A trade union has criticised energy company Drax over plans to cut more than 350 jobs, saying it has “betrayed” its workforce and wider communities.
Drax Group said on Tuesday that it was consulting over restructuring in the UK and North America that could result in the reduction of its workforce.
It said the plans were “in no way a reflection of the professionalism” of its staff and were necessary to secure the long-term success of the business and support the transition to renewable energy.
In a statement, the company also said that the recent signing of a low-carbon agreement with the government “is recognition of the important role that Drax Power Station will continue to play for UK energy security into the 2030s.
“Moving forwards, we’re focused on driving growth in our flexible generation business, creating new options and opportunities at Drax Power Station beyond 2031, and advancing future uses of sustainable biomass.”
The GMB union, which says it has more than 500,000 members in various sectors across Britain, hit back at the reasoning for the proposals.
Senior organiser Deanne Ferguson said: “You can’t build a low-carbon future by making skilled energy workers redundant.
“Drax has had huge public subsidies – yet has betrayed the workforce and the communities that have supported it.
“A just transition means secure jobs, proper planning and workers at the heart of change.
“Ministers need to step in and make sure the reality matches their rhetoric.”
Unite general secretary Sharon Graham said: “It is shameful that a firm making billions such as Drax is choosing to target its staff.
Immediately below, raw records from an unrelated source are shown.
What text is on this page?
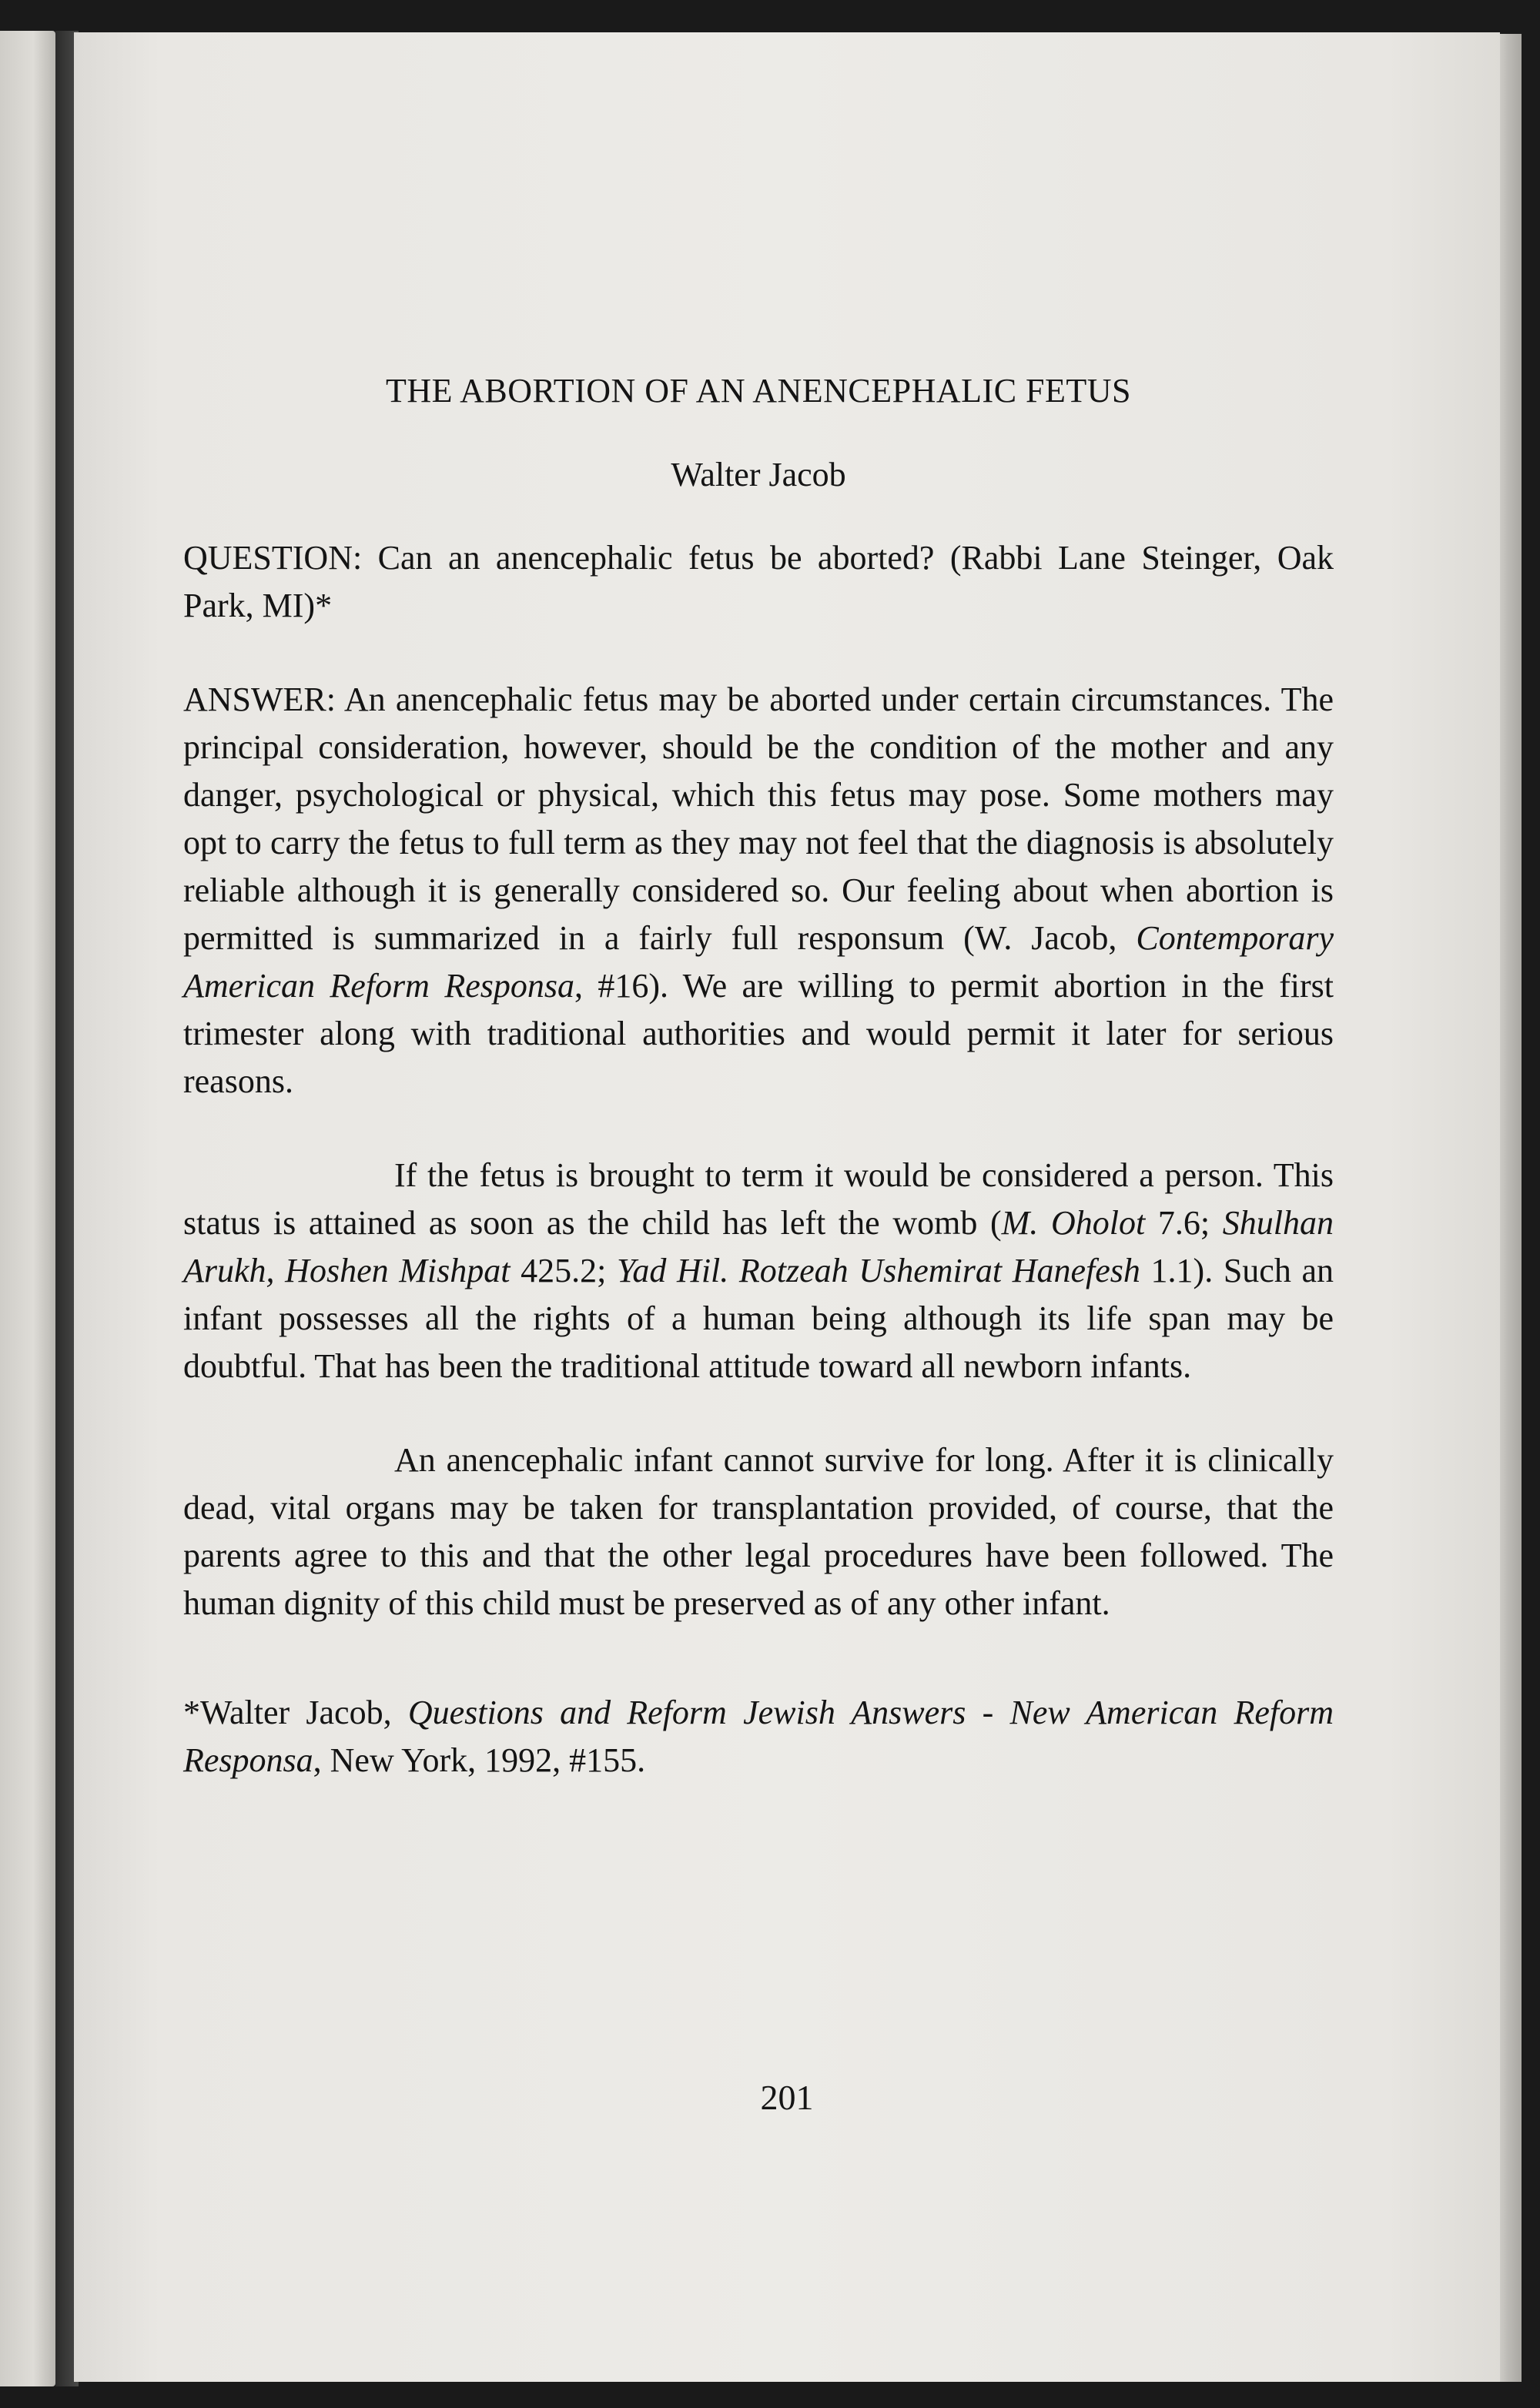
THE ABORTION OF AN ANENCEPHALIC FETUS

Walter Jacob

QUESTION: Can an anencephalic fetus be aborted? (Rabbi Lane Steinger, Oak Park, MI)*

ANSWER: An anencephalic fetus may be aborted under certain circumstances. The principal consideration, however, should be the condition of the mother and any danger, psychological or physical, which this fetus may pose. Some mothers may opt to carry the fetus to full term as they may not feel that the diagnosis is absolutely reliable although it is generally considered so. Our feeling about when abortion is permitted is summarized in a fairly full responsum (W. Jacob, Contemporary American Reform Responsa, #16). We are willing to permit abortion in the first trimester along with traditional authorities and would permit it later for serious reasons.

If the fetus is brought to term it would be considered a person. This status is attained as soon as the child has left the womb (M. Oholot 7.6; Shulhan Arukh, Hoshen Mishpat 425.2; Yad Hil. Rotzeah Ushemirat Hanefesh 1.1). Such an infant possesses all the rights of a human being although its life span may be doubtful. That has been the traditional attitude toward all newborn infants.

An anencephalic infant cannot survive for long. After it is clinically dead, vital organs may be taken for transplantation provided, of course, that the parents agree to this and that the other legal procedures have been followed. The human dignity of this child must be preserved as of any other infant.

*Walter Jacob, Questions and Reform Jewish Answers - New American Reform Responsa, New York, 1992, #155.

201
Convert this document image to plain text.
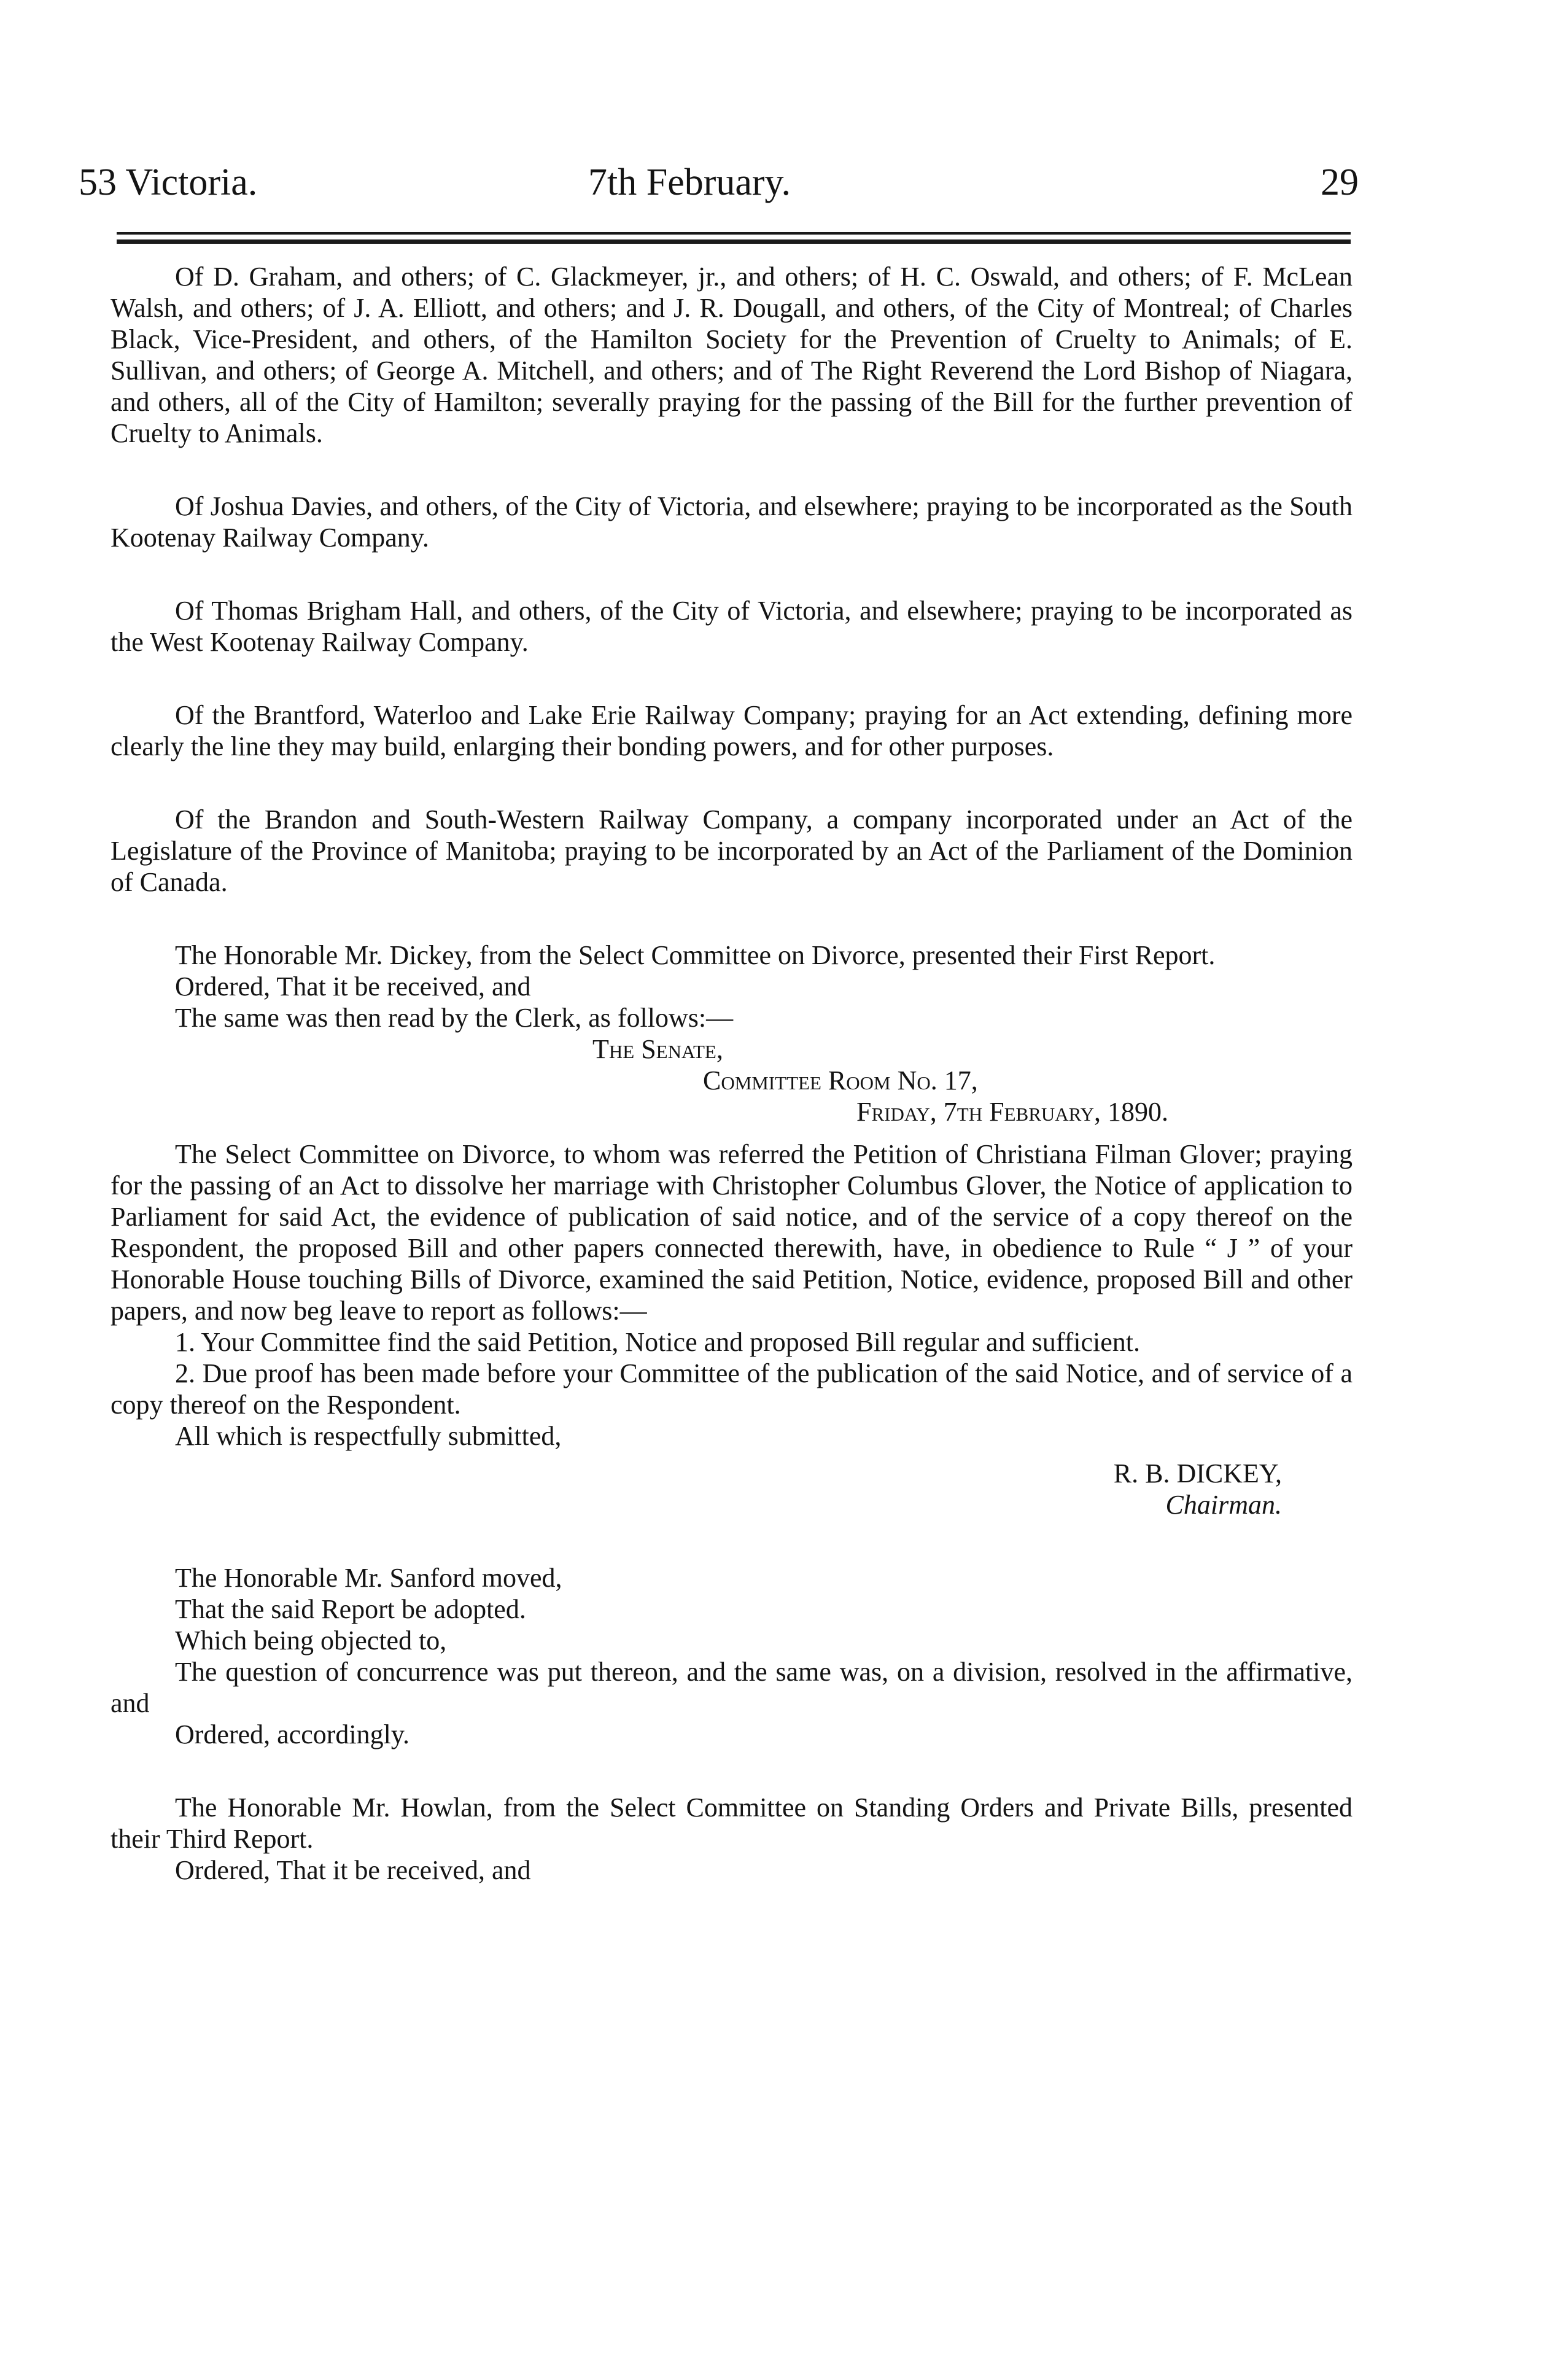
53 Victoria.	7th February.	29

Of D. Graham, and others; of C. Glackmeyer, jr., and others; of H. C. Oswald, and others; of F. McLean Walsh, and others; of J. A. Elliott, and others; and J. R. Dougall, and others, of the City of Montreal; of Charles Black, Vice-President, and others, of the Hamilton Society for the Prevention of Cruelty to Animals; of E. Sullivan, and others; of George A. Mitchell, and others; and of The Right Reverend the Lord Bishop of Niagara, and others, all of the City of Hamilton; severally praying for the passing of the Bill for the further prevention of Cruelty to Animals.

Of Joshua Davies, and others, of the City of Victoria, and elsewhere; praying to be incorporated as the South Kootenay Railway Company.

Of Thomas Brigham Hall, and others, of the City of Victoria, and elsewhere; praying to be incorporated as the West Kootenay Railway Company.

Of the Brantford, Waterloo and Lake Erie Railway Company; praying for an Act extending, defining more clearly the line they may build, enlarging their bonding powers, and for other purposes.

Of the Brandon and South-Western Railway Company, a company incorporated under an Act of the Legislature of the Province of Manitoba; praying to be incorporated by an Act of the Parliament of the Dominion of Canada.

The Honorable Mr. Dickey, from the Select Committee on Divorce, presented their First Report.

Ordered, That it be received, and

The same was then read by the Clerk, as follows:—

The Senate,
Committee Room No. 17,
Friday, 7th February, 1890.

The Select Committee on Divorce, to whom was referred the Petition of Christiana Filman Glover; praying for the passing of an Act to dissolve her marriage with Christopher Columbus Glover, the Notice of application to Parliament for said Act, the evidence of publication of said notice, and of the service of a copy thereof on the Respondent, the proposed Bill and other papers connected therewith, have, in obedience to Rule “ J ” of your Honorable House touching Bills of Divorce, examined the said Petition, Notice, evidence, proposed Bill and other papers, and now beg leave to report as follows:—

1. Your Committee find the said Petition, Notice and proposed Bill regular and sufficient.

2. Due proof has been made before your Committee of the publication of the said Notice, and of service of a copy thereof on the Respondent.

All which is respectfully submitted,

R. B. DICKEY,

Chairman.

The Honorable Mr. Sanford moved,

That the said Report be adopted.

Which being objected to,

The question of concurrence was put thereon, and the same was, on a division, resolved in the affirmative, and

Ordered, accordingly.

The Honorable Mr. Howlan, from the Select Committee on Standing Orders and Private Bills, presented their Third Report.

Ordered, That it be received, and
It is morally wrong that workers, their families and local communities pay the price for corporate greed.
“Drax has serious questions to answer about the rationale for this decision. A just transition needs more energy workers with expertise, not fewer, to succeed.
“Unite will not stand by and allow these highly skilled energy workers to lose their jobs.”
Drax, which is based in North Yorkshire, said in December that its financial performance had been strong and it was expecting its full-year earnings to be at the higher end of forecasts.
In the first half of 2025, it made £2.45 billion in revenue. The company’s shares have risen about 46 per cent in the past 12 months.
It has unveiled plans to develop a data centre at its Yorkshire power station which could be running as soon as 2027.
The company employed around 3,250 employees worldwide at the end of 2024.